General characteristics
- Tons burthen: 262, or 26275⁄94, (bm)
- Length: 91 ft 5 in (27.9 m)
- Beam: 26 ft 3 in (8.0 m)
- Propulsion: Sail
- Armament: 6 × 18-pounder carronades

= Mariner (1809 ship) =

Mariner was launched at Philadelphia in 1809. The British seized her for trading with the French and she became a British merchantman. She was wrecked in July 1823.

==Career==
Mariner was condemned in Prize Court on 4 February 1810, for trading with the French.

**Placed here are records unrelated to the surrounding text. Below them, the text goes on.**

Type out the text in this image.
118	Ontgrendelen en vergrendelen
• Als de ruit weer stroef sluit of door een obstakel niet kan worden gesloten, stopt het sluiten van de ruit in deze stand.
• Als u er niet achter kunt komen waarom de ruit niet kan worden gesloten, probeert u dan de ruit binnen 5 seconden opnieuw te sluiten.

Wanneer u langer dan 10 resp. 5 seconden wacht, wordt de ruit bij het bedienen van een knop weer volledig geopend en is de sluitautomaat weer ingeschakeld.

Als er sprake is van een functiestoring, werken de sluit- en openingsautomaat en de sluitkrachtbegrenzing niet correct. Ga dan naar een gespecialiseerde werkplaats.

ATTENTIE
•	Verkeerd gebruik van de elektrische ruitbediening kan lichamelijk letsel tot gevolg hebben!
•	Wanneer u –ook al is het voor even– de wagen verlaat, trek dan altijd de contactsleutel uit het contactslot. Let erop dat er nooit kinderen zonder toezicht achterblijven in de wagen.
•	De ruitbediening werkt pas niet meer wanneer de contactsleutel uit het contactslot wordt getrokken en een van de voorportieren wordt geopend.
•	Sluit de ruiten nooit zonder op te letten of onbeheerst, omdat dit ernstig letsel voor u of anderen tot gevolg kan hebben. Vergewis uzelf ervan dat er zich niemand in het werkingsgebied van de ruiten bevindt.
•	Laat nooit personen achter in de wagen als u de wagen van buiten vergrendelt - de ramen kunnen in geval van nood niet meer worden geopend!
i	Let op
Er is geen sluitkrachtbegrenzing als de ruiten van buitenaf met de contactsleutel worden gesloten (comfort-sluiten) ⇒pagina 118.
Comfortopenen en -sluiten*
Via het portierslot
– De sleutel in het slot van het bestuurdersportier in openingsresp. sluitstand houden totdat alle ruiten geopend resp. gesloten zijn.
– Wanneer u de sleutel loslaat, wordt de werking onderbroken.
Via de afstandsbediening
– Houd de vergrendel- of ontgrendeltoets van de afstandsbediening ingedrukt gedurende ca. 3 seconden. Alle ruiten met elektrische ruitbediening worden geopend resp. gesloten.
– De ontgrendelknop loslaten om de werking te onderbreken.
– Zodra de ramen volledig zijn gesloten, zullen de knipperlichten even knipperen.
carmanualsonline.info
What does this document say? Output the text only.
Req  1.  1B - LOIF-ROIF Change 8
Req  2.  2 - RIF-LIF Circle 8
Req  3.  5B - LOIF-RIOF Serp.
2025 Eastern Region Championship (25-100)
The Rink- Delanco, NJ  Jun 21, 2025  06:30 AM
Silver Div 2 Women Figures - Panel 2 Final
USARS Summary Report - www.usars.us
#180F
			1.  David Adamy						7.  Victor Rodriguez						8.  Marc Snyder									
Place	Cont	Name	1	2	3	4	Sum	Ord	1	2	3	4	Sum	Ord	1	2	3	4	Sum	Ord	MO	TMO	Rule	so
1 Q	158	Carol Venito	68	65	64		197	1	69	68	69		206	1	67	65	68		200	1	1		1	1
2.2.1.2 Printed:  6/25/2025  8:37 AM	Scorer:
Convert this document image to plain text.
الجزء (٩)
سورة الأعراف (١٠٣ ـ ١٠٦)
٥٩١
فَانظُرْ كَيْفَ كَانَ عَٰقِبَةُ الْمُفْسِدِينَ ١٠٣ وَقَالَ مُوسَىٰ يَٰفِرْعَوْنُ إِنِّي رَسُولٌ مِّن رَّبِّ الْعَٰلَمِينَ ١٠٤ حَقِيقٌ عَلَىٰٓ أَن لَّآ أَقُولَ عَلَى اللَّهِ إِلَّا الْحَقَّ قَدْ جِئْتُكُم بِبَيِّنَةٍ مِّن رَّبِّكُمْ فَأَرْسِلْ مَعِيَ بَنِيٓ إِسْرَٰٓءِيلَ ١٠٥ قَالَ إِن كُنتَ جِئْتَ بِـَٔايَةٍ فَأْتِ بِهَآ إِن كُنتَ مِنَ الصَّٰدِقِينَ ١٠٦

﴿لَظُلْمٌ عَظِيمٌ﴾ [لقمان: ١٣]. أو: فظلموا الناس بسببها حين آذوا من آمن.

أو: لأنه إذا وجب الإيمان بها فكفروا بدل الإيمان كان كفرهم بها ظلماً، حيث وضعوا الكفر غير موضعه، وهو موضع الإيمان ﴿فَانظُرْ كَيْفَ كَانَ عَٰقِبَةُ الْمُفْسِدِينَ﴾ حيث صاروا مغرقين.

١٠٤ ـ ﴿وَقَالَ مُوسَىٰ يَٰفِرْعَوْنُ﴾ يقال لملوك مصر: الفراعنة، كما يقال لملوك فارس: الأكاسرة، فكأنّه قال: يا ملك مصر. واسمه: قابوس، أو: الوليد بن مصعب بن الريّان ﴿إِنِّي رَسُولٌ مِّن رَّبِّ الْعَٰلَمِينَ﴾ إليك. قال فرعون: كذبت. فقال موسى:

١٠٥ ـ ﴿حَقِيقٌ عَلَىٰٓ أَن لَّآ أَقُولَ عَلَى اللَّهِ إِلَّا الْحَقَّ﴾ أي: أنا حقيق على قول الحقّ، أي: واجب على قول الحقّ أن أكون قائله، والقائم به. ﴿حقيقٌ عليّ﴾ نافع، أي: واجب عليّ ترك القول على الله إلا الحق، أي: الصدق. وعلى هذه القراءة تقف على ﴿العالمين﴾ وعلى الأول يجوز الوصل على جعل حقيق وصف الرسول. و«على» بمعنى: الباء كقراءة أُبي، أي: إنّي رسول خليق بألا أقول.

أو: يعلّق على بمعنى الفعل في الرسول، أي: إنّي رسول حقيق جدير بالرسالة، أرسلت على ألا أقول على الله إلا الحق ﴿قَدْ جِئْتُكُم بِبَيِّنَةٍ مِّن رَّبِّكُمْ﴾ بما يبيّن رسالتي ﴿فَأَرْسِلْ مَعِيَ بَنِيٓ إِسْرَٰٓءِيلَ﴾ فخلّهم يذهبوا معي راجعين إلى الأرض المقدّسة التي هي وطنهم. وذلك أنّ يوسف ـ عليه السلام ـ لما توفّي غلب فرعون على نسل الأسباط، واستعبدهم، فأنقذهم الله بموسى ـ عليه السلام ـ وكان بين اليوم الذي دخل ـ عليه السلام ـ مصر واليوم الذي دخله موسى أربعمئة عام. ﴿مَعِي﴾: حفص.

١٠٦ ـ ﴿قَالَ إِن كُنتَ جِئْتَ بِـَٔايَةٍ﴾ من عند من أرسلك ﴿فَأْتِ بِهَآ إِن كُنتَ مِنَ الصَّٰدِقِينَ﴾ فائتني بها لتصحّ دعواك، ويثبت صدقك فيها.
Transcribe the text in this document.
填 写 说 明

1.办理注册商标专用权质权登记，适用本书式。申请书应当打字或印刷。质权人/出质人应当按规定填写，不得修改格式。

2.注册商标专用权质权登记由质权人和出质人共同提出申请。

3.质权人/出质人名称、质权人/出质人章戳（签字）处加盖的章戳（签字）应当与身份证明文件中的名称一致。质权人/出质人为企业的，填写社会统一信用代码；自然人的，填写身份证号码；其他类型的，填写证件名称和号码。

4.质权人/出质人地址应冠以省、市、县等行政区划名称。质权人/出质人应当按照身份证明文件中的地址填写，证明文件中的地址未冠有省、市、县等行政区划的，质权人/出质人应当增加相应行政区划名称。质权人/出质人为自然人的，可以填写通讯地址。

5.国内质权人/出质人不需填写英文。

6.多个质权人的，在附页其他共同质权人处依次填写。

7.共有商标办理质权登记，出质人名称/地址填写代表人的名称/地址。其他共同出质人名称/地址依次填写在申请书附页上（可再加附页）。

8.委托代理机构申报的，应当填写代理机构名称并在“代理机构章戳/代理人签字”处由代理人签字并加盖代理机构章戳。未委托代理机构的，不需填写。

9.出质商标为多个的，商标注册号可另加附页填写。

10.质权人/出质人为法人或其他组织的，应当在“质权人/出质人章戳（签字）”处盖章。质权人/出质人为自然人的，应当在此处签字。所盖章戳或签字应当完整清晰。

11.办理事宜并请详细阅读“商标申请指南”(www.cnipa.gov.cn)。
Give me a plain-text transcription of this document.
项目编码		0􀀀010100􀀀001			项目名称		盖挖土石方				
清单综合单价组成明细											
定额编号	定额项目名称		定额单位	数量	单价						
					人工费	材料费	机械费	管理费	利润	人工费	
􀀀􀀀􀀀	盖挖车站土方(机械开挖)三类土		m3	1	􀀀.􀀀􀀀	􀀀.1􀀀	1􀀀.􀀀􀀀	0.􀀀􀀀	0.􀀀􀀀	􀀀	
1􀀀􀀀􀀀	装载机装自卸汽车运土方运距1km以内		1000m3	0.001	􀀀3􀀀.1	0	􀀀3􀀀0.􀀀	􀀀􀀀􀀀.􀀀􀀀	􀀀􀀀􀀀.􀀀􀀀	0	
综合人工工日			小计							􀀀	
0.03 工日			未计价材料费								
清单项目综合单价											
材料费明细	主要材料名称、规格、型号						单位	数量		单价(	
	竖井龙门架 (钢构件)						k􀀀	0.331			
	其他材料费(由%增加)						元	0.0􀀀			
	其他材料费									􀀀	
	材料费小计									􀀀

Mariner first appeared in Lloyd's Register (LR) in 1811, with Rd. Yeo, master, Alder & Co., owners, and trade Plymouth. The next year her master changed to W. Rutter, and her trade was listed as "London transport". In 1816, her owner was Birdwood & Co.

LR for 1820, showed Mariner with J.Collett, master, Boson & Co., owner, and trade Plymouth–Leghorn, changing to London–Jamaica. She had undergone a large repair in 1815.

==Fate==
LR in 1824 showed Mariner with J. Douglas, master, Evans, owner, and trade Liverpool-New South Wales.

Lloyd's List reported on 17 February 1824, that Mariner, Douglas, master, had sailed from New South Wales for Rio de Janeiro and England on 11 March 1823. She had stopped at the Bay of Islands, New Zealand, in April and had left there on 2 May. She had not been heard of since leaving New Zealand.

Mariner was wrecked on 1 July 1823, on Chiloé Island, in the Chiloé Archipelago, Chile. Three crew members lost their lives.